According to the Department of Justice, a former nursing assistant was sentenced today in federal court for murder and assault charges in the deaths of eight veterans at the Veterans Affairs Medical Center (VAMC) in Clarksburg, West Virginia, Acting U.S. Attorney Randolph J. Bernard announced.
Reta Mays, 46, of Harrison County, West Virginia, was sentenced to seven consecutive life sentences, one for each murder, and an additional 240 months for the eight victim. Mays pleaded guilty in July 2020 to seven counts of second-degree murder in the deaths of veterans Robert Edge Sr., Robert Kozul, Archie Edgell, George Shaw, W.A.H., Felix McDermott, and Raymond Golden. She pleaded guilty to one count of assault with intent to commit murder involving the death of veteran Russell Posey.
“In a case where we are confronted with the horrific crimes committed by the defendant against those who gave so much of themselves to serve this country, justice is somewhat of an elusive concept. No amount of prison time will erase the pain and loss that the families of these eight brave and honorable men have experienced. These men are heroes in our community, state, and country, and deserved so much more,” said Acting U.S. Attorney Bernard. “Mays will now spend every minute of the rest of her life where she belongs, in prison.”
Mays was employed as a nursing assistant at the VAMC, working the night shift during the same period of time that the veterans in her care died of hypoglycemia while being treated at the hospital. Nursing assistants at the VAMC are not qualified or authorized to administer any medication to patients, including insulin. Mays would sit one-on-one with patients. She admitted to administering insulin to several patients with the intent to cause their deaths.
“While responsibility for these heinous criminal acts lies with Reta Mays, an extensive healthcare inspection by our office found the facility had serious and pervasive clinical and administrative failures that contributed to them going undetected,” said VA Inspector General Michael J. Missal. “I hope that the victims’ families can find some measure of solace knowing that Mays was caught and punished, and that steps are being taken to help ensure other families do not suffer the same loss. I would like to thank the U.S. Attorney’s Office, the FBI, and the West Virginia State Police for their strong partnership throughout this complex investigation.”
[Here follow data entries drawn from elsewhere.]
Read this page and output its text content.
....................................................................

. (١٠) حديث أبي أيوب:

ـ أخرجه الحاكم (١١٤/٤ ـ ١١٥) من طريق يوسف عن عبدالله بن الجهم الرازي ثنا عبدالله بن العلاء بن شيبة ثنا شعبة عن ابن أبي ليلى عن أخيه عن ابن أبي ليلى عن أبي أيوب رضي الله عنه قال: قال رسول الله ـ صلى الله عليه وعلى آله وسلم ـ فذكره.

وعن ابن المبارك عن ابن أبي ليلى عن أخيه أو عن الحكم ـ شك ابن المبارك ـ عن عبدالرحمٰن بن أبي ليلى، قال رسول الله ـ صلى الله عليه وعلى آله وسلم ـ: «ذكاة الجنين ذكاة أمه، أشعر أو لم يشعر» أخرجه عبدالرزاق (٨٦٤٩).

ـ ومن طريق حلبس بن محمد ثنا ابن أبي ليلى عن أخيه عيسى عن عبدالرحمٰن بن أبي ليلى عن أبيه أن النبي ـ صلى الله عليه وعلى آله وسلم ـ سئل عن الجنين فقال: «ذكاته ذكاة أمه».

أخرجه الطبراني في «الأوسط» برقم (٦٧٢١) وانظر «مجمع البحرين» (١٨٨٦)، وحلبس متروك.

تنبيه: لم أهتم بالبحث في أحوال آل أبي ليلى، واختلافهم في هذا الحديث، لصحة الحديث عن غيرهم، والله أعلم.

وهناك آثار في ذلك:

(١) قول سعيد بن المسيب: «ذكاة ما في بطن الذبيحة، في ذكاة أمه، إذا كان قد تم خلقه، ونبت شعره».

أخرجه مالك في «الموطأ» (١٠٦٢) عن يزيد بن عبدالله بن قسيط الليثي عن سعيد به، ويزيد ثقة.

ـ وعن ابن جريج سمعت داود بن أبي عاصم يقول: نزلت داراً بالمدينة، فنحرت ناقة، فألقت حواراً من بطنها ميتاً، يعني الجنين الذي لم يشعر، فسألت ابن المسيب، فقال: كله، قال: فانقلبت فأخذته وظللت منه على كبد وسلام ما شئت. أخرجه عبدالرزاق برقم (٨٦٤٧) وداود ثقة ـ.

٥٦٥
“It is beyond disturbing that someone would seek out the opportunity to work as a medical professional to aid the sick, and then twist their duty and willingly end the life of their patients,” said FBI Pittsburgh Acting Special Agent in Charge Carlton Peeples. “I hope today’s sentence brings peace and closure to the families of these veterans. It certainly sends the message that when you break the trust you are given and, in the process break the law, there are consequences, no matter who you are or what your profession is.”
This investigation, which began in June 2018, involved more than 300 interviews; the review of thousands of pages of medical records and charts; the review of phone, social media, and computer records; countless hours of consulting with some of the most respected forensic experts and endocrinologists; the exhumation of some of the victims; and the review of hospital staff and visitor records to assess their potential interactions with the victims. Today’s sentence was the result of the tireless and comprehensive efforts of both criminal investigators and healthcare experts.
Mays was also ordered to pay a total of $172,624.96 to the victims’ families, the VA Hospital, Medicare, and insurance companies.
Assistant U.S. Attorneys Jarod J. Douglas and Brandon S. Flower prosecuted the case on behalf of the government. The Veterans Affairs Office of Inspector General and the FBI investigated. The West Virginia State Police and the Greater Harrison Drug & Violent Crimes Task Force, a HIDTA-funded initiative, assisted.
U.S. District Judge Thomas S. Kleeh presided.